The voting extension isn’t the only complication to the election results, with both Davis and Ibrahim seeking to investigate violations. Ibrahim challenged the results, alleging his opponents broke USG rules.
“Two of the candidates [Milich and Davis] openly violated the election campaign and the commissioner unconstitutionally covered it up,” Ibrahim told the Vanguard. He cites section 3, article D of the election rules, which states that candidates cannot solicit endorsements from student organizations outside of media groups like the Vanguard or WBCR. According to Ibrahim, Milich received an endorsement from the Bangladesh Student Union, and Davis from the Puerto Rican Alliance. Ibrahim is arguing the alleged endorsements gave his opponents an unfair advantage.

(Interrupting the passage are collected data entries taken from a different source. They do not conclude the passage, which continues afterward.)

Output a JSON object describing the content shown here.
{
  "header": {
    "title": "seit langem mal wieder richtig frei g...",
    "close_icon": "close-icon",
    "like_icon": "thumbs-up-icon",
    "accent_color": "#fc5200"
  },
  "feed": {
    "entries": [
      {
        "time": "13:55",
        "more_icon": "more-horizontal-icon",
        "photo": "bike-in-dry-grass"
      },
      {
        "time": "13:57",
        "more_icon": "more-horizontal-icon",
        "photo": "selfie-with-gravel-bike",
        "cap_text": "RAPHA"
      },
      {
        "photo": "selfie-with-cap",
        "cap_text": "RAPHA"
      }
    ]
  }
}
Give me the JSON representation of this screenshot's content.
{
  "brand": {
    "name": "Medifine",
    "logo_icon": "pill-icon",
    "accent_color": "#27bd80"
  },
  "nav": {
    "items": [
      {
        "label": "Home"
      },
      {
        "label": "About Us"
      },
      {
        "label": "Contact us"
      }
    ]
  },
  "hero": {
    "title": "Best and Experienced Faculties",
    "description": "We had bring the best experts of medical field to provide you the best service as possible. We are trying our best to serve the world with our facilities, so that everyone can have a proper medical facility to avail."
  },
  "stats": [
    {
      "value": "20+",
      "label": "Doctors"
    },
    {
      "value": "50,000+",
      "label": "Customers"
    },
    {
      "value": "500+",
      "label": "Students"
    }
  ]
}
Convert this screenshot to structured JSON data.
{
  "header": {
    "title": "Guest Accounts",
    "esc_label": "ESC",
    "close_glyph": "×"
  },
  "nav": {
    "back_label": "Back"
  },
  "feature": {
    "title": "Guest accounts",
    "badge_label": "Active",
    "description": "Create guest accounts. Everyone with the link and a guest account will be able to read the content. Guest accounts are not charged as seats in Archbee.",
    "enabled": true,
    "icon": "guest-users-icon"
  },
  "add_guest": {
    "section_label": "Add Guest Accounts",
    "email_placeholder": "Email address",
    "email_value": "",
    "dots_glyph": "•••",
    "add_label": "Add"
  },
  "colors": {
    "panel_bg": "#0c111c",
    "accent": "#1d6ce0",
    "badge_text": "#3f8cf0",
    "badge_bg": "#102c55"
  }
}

In a letter of response to Ibrahim’s initial allegations, election commissioner Daron Peters said that he found no reason to penalize Davis, on the grounds that there is no evidence that Davis’s team ever solicited the endorsement from the Puerto Rican Alliance, despite the club making a social media post of their support.
“We never shared or asked for the endorsement, and we immediately asked that it be rescinded until we get confirmation. Which we eventually did,” Davis told the Vanguard.
The allegation regarding Milich relates to the endorsement from BSA. Peters said in his letter that he chose not to penalize their campaign due to a “lack of evidence,” and that it took place before any candidates were officially validated, and before the campaign rules were implemented on April 21.
Davis also has a seperate, pending injunction against Milich’s campaign in relation to a post Milich made in the early days of the campaign, which said that students would be entered into a raffle for $25 if they filled out a campaign survey. At the time, the post was questioned by students on social media who claimed the post was a form of bribery. One of the election rules, Section 2, Article B, states: “The use of monetary funds, gifts, points, and transactional material Shall not be used to solicit, persuade, or stimulate student participation or votes.” As with the illegal endorsement, the post was deleted before the official election rules were released, making any violation of them null and void.
“So it appears that despite a clear violation nothing may be done. But, we are pursuing a fair investigation and that’s all we can ask for,” said Davis.
Despite the allegations against him, Milich says he is confident his victory will be upheld.
“Neither of which was a violation of an existing rule. Plus I removed both before the April 21 rules were implemented,” Milich told the Vanguard in regards to both allegations. “We are extremely excited to start appointing students to committees and working on our platform and towards achieving our goals,” he said.